Banking12.05.2025

South Africans kissing cash goodbye

The number of South African residents using cash for their transactions is declining, and the decline has accelerated in recent years as more people opt to use digital payments over cash.

Prominent South African banks, including Absa, FNB, Nedbank, and Standard Bank, have significantly reduced their automated teller machine (ATM) networks as cash demand has declined.

Capitec is the only major bank that has increased its ATM network in recent years. However, it recently emphasised that it doesn’t encourage cash use.

“We recognise that millions of South Africans still rely on it.
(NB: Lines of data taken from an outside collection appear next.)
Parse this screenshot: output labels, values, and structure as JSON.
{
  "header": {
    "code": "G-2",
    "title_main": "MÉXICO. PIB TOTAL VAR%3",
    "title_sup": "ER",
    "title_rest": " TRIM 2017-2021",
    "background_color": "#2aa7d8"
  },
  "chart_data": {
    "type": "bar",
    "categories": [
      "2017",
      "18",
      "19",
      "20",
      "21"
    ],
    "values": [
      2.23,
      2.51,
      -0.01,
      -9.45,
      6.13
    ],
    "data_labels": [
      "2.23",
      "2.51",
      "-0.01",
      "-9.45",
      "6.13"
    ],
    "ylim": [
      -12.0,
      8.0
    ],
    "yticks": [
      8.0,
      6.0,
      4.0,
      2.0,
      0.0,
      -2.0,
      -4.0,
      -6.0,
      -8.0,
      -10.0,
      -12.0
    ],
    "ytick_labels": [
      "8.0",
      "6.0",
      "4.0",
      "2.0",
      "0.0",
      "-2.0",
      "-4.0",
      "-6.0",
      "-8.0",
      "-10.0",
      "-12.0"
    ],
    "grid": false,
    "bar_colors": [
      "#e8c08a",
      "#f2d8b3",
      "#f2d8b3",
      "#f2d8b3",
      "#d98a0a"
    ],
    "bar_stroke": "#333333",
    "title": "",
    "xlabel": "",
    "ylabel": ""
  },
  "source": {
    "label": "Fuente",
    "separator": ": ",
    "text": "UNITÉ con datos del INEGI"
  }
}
We are committed to offering cash in a more affordable and accessible way for as long as it’s needed,” it said.

Demand for cash has declined in South Africa for several reasons, including the substantially increased availability of low-cost bank accounts thanks to newer entrants like Capitec and TymeBank.

Point-of-sales devices and their commissions have also become more affordable through solutions like Yoco and iKhokha, making it easier for small businesses to ditch cash.

Additionally, scan-to-pay apps, including SnapScan and Zapper, have enabled businesses to accept card payments without card terminals.

Discovery Bank and Visa recently launched the SpendTrend 25 report, revealing how much money South Africans spend and how they spend it.

Discovery Bank CEO Hylton Kallner said one of the prominent trends flagged in the past year was a marked reduction in cash use, even for smaller transactions.

“Cash is becoming less common as a payment method, with most South Africans now favouring digital transactions,” the report reads.

“With digital payment options offering greater convenience, better incentives and increased security, cash is gradually being replaced, and this trend shows no sign of slowing down.”

The decline in demand for cash has been ongoing for several years. However, it was previously confined mainly to higher-income individuals and larger transactions.

Cash was largely viewed as a cost-free way to transact, with no additional fees attached to cash payments.

However, Kallner said this view has changed, with retailers realising the cost of handling cash regarding safety and logistics.

The decline in cash use is accelerating in South Africa, and digital payments are becoming more frequent for smaller transactions.

This coincides with the accelerating use of digital payment systems and virtual cards.

Industries where cash is king shifting to digital payments

South Africa’s taxi industry is shifting from cash to digital payment methods in a move that could increase value, efficiency, and safety for drivers and commuters.

According to Waxd Solutions CEO Anthony Stewart, the company is helping taxis go cashless through its Automatic Fair Collection System (AFC).

Gauteng Premier Panyaza Lesufi wants the province’s taxi industry to become entirely cashless by 2026.

Steward said switching to digital payments would have numerous direct and indirect benefits for taxi industry workers and passengers.

The first significant benefit is the convenience of not dealing with cash and providing change.

Switching to digital payments would also allow drivers to have a more formal relationship with taxi owners.

“Most taxi drivers don’t have an employer-employee relationship with the taxi owners, now there is the opportunity for that,” said Stewart.

This will enable drivers to benefit from the Unemployment Insurance Fund (UIF) and workers’ compensation.

He added that the system would provide taxi drivers with proof of income, allowing them to be properly financially included.

“Being financially included means, as a driver, you can now start being recognised by the banks as having solid income and not just being cash-based,” said Stewart.

This will enable drivers to apply for personal finance, vehicle finance, and home loans.

“Currently, only 4% of drivers have homes because most are not financially included,” he added.

The South African Reserve Bank (SARB) wants more residents and businesses to go cashless.

In February 2025, it revealed that it was finalising a regulatory review that would allow non-banking institutions, such as digital payments platforms, to make and accept payments without a banking intermediary.

The review aims to modernise South African payments and reduce reliance on cash, which still dominates in the informal economy.

Despite the increasing adoption of cashless payments, SARB governor Lesetja Kganyago recently said the country’s residents are over-reliant on cash.

SARB data shows that nearly half of South African adults withdraw all their funds from their bank accounts soon after it reflects.

This is primarily due to a lack of trust, the fees associated with card transactions, and a lack of support for card payments in the informal economy.

Although cash still dominates in the informal economy, demand for cash hasn’t grown in recent years. It fell by 0.8% in 2023.